Le harcèlement sexuel est ici entendu, hors d’un cadre juridique précis en raison d’une recherche collective sur la longue période et dans plusieurs espaces géographiques, dans un cadre conceptuel qui englobe ses versions française, européenne et anglophone. Il renvoie au fait d’incommoder quelqu’un :
–   en tenant de manière répétée des propos à caractère sexuel ou des gestes à caractère sexuel (lorgnades, sifflements, cris, etc…)
–   en imposant des contacts physiques non désirés (baisers, attouchements, pincements, etc…) constituant une agression.
–   en faisant des avances sexuelles non désirées.
Le harcèlement sexuel peut précéder dans le temps et précède dans la hiérarchie des violences sexuelles la coercition sexuelle ou le viol. Il consiste en des micro-agressions assimilables selon la formule de Mary Bularzik à un « petit viol » puisqu’elles constituent une invasion de la personne par suggestion ou par intimidation en confrontant la victime, de manière plus ou moins frontale, à sa vulnérabilité (Bularzik 118). Le harcèlement sexuel est donc une forme de pression qui vise à déstabiliser une personne pour qu’elle cède et s’abandonne à l’acte sexuel. Il s’agit d’un outil d’emprise mentale qui annihile toute forme possible de consentement et dont l’invisibilité est nourrie par le soupçon récurrent de la fausseté de la résistance féminine.
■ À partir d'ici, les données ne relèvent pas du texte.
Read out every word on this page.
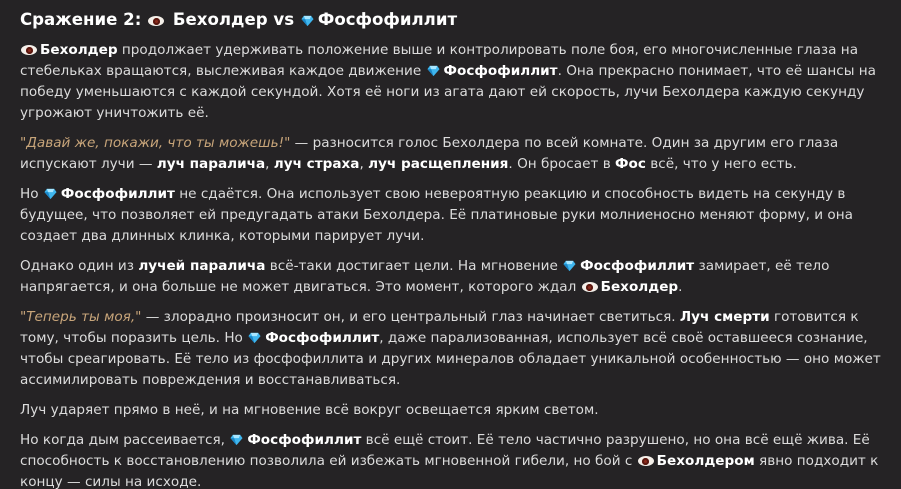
Сражение 2: Бехолдер vs Фосфофиллит

Бехолдер продолжает удерживать положение выше и контролировать поле боя, его многочисленные глаза на стебельках вращаются, выслеживая каждое движение Фосфофиллит. Она прекрасно понимает, что её шансы на победу уменьшаются с каждой секундой. Хотя её ноги из агата дают ей скорость, лучи Бехолдера каждую секунду угрожают уничтожить её.

"Давай же, покажи, что ты можешь!" — разносится голос Бехолдера по всей комнате. Один за другим его глаза испускают лучи — луч паралича, луч страха, луч расщепления. Он бросает в Фос всё, что у него есть.

Но Фосфофиллит не сдаётся. Она использует свою невероятную реакцию и способность видеть на секунду в будущее, что позволяет ей предугадать атаки Бехолдера. Её платиновые руки молниеносно меняют форму, и она создает два длинных клинка, которыми парирует лучи.

Однако один из лучей паралича всё-таки достигает цели. На мгновение Фосфофиллит замирает, её тело напрягается, и она больше не может двигаться. Это момент, которого ждал Бехолдер.

"Теперь ты моя," — злорадно произносит он, и его центральный глаз начинает светиться. Луч смерти готовится к тому, чтобы поразить цель. Но Фосфофиллит, даже парализованная, использует всё своё оставшееся сознание, чтобы среагировать. Её тело из фосфофиллита и других минералов обладает уникальной особенностью — оно может ассимилировать повреждения и восстанавливаться.

Луч ударяет прямо в неё, и на мгновение всё вокруг освещается ярким светом.

Но когда дым рассеивается, Фосфофиллит всё ещё стоит. Её тело частично разрушено, но она всё ещё жива. Её способность к восстановлению позволила ей избежать мгновенной гибели, но бой с Бехолдером явно подходит к концу — силы на исходе.
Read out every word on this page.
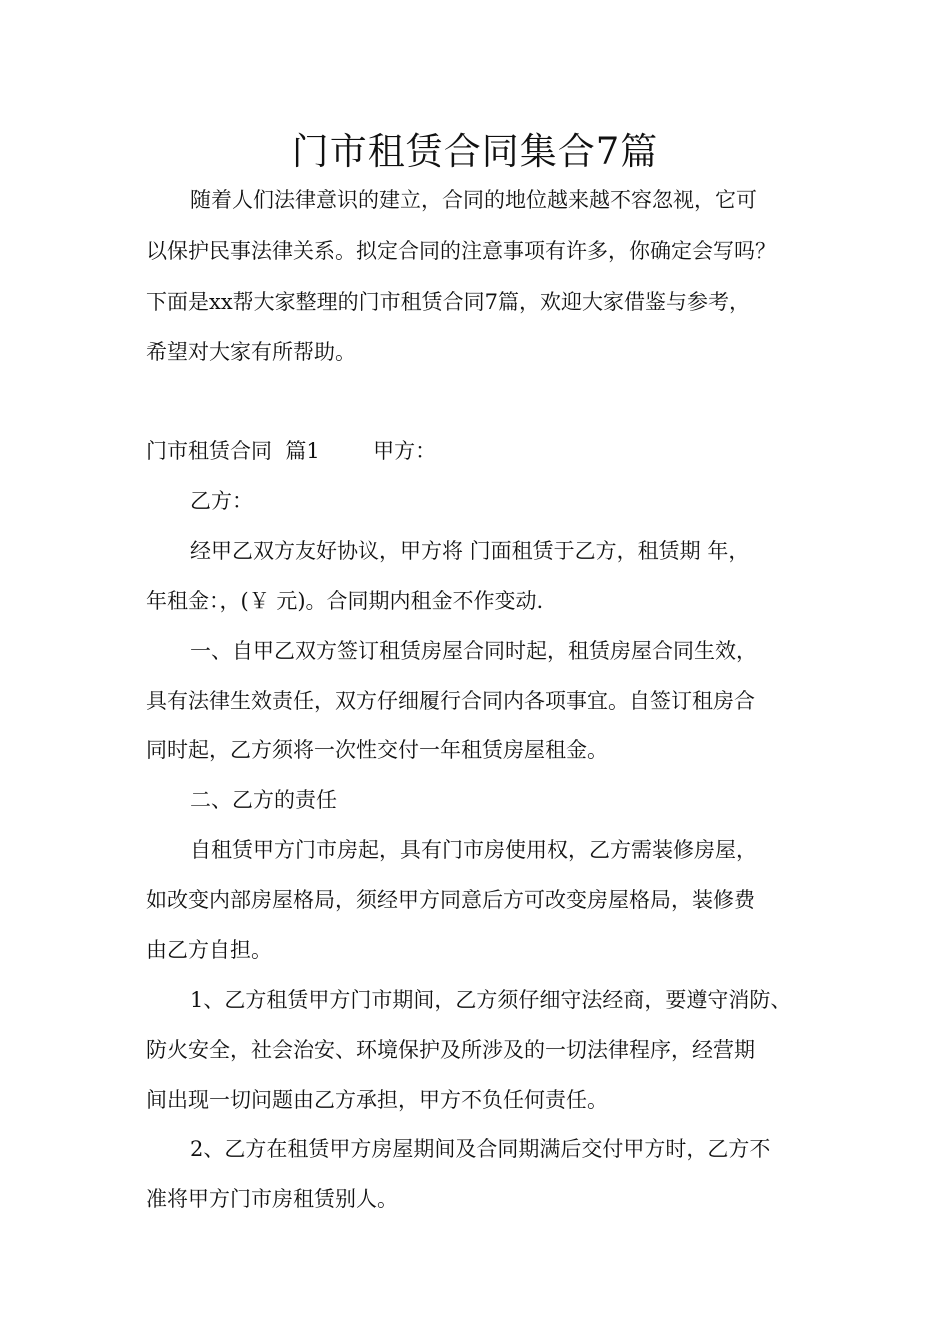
门市租赁合同集合7篇
随着人们法律意识的建立，合同的地位越来越不容忽视，它可
以保护民事法律关系。拟定合同的注意事项有许多，你确定会写吗？
下面是xx帮大家整理的门市租赁合同7篇，欢迎大家借鉴与参考，
希望对大家有所帮助。
门市租赁合同  篇1        甲方：
乙方：
经甲乙双方友好协议，甲方将 门面租赁于乙方，租赁期 年，
年租金：，(￥ 元)。合同期内租金不作变动.
一、自甲乙双方签订租赁房屋合同时起，租赁房屋合同生效，
具有法律生效责任，双方仔细履行合同内各项事宜。自签订租房合
同时起，乙方须将一次性交付一年租赁房屋租金。
二、乙方的责任
自租赁甲方门市房起，具有门市房使用权，乙方需装修房屋，
如改变内部房屋格局，须经甲方同意后方可改变房屋格局，装修费
由乙方自担。
1、乙方租赁甲方门市期间，乙方须仔细守法经商，要遵守消防、
防火安全，社会治安、环境保护及所涉及的一切法律程序，经营期
间出现一切问题由乙方承担，甲方不负任何责任。
2、乙方在租赁甲方房屋期间及合同期满后交付甲方时，乙方不
准将甲方门市房租赁别人。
Il s’agira dans un premier temps de reconstituer le lexique sous lequel ces agissements, marqueurs de la domination masculine, ont été signalés et dénoncés. Notre approche comparatiste, puisqu’elle sera menée par des chercheurs et chercheuses spécialistes de différents espaces géographiques, entend également étudier les spécificités nationales de ces phénomènes et les variantes culturelles notamment dans leurs justifications ou explications. Cela nous conduira parallèlement à nous interroger sur les éventuelles sanctions imposées aux auteurs de ces actes et à leur traitement judiciaire. Enfin, nous projetons de réaliser à partir de nos sources une topographie socio-historique recensant les lieux propices à ce phénomène social.
Bibliographie
Mary Bularzik, « Sexual Harassment at the workplace » in James Green (ed.), Workers’ Struggles, Past and Present: A « Radical America » Reader, Temple University Press, 1983, p. 117-136
Carol Bacchi et Jim Jose, « Historicising Sexual Harassment », Women’s History Review, 3.2, 1994, 263-270.
Alexis Buisson, « Harcèlement sexuel, des ressorts culturels », La Croix, Vendredi 10 novembre 2017, 2-3.
Shani D’Cruze, « Approaching the History of Rape and Sexual Violence : Notes towards Research », Women’s History Review, 1. 3, 377-397.